Royal is like his mother, Ester, and his father, Gabriel, in his younger days. He is not concerned with churchgoing and giving up earthly pleasures. He is motivated solely by his own desires. Never is he seen to act with any responsibility. The only time he does attempt to act in benefit of a cause outside of himself is when he tries to join the army; however, he is prevented from joining by his grandmother.
Even after his death, Royal continues to be an important character in the novel, affecting the lives of others who know nothing of him. Gabriel cannot accept the fact that it is his illegitimate stepson, John, and not his biological children (Royal or Roy), who is active in the church. Gabriel punishes the unwitting and bewildered child for taking the rightful place of his own sons, a place that neither son had or has any interest in. Gabriel finds it inconceivable and infuriating that John would be saved while his other sons are lost. Royal is literally lost to the grave, while the young and willful Roy seems to be lost to the dangerous lifestyle that his father escaped and that claimed the life of his half-brother. Elizabeth is not safe from Gabriel's memories of Royal either. When she unwittingly reminds Gabriel of his first son's death from a stab wound, Gabriel strikes her and knocks her to the floor.

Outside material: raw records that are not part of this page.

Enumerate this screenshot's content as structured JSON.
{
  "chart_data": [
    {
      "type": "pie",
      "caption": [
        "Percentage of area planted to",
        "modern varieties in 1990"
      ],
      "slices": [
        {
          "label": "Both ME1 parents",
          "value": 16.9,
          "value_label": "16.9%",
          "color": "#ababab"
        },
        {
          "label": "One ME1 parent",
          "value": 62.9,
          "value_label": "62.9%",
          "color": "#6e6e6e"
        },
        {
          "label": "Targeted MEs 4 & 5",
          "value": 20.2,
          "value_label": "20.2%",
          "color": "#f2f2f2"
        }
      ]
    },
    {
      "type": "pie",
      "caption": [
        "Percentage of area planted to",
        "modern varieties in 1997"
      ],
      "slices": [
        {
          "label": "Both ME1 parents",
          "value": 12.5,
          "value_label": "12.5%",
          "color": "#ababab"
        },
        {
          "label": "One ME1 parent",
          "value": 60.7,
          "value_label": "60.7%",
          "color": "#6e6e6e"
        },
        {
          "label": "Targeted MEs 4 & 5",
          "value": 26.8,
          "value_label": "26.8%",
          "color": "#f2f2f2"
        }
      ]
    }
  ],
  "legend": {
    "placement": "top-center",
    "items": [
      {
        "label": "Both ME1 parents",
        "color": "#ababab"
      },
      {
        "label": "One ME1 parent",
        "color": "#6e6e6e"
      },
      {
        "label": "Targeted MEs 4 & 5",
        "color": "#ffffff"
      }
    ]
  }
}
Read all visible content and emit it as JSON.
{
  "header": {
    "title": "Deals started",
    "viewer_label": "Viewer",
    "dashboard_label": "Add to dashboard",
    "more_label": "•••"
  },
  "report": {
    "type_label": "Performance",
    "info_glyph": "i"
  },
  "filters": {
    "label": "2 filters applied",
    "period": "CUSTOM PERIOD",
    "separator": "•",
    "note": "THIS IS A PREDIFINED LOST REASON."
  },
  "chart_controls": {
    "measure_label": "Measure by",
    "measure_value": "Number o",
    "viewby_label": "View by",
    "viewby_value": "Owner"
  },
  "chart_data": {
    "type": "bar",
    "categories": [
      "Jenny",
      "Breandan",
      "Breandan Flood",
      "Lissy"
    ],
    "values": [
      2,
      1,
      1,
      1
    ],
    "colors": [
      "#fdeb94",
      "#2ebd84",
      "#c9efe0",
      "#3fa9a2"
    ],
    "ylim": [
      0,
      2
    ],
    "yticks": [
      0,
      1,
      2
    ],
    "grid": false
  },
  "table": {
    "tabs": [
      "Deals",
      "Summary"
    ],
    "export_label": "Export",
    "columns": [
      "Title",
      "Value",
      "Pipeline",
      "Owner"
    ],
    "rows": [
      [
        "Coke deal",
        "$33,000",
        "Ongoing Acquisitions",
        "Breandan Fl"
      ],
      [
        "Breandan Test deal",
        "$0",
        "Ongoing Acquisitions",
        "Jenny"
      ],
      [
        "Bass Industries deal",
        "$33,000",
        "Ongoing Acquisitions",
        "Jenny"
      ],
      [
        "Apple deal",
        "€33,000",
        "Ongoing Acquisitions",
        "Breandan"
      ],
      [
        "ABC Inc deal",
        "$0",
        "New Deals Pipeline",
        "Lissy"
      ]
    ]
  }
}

Memories of Royal serve as a constant reminder to Gabriel of his own fallibility and potential for sin. Reminders of Royal also fuel Gabriel's guilt for fathering a child but not raising him, allowing him to go off by himself and be killed. Royal's ghost is omnipresent in the Grimes household, acting as a barrier between Gabriel and his family, a barrier that prevents real communication, honesty, and acceptance among those who should be close to one another.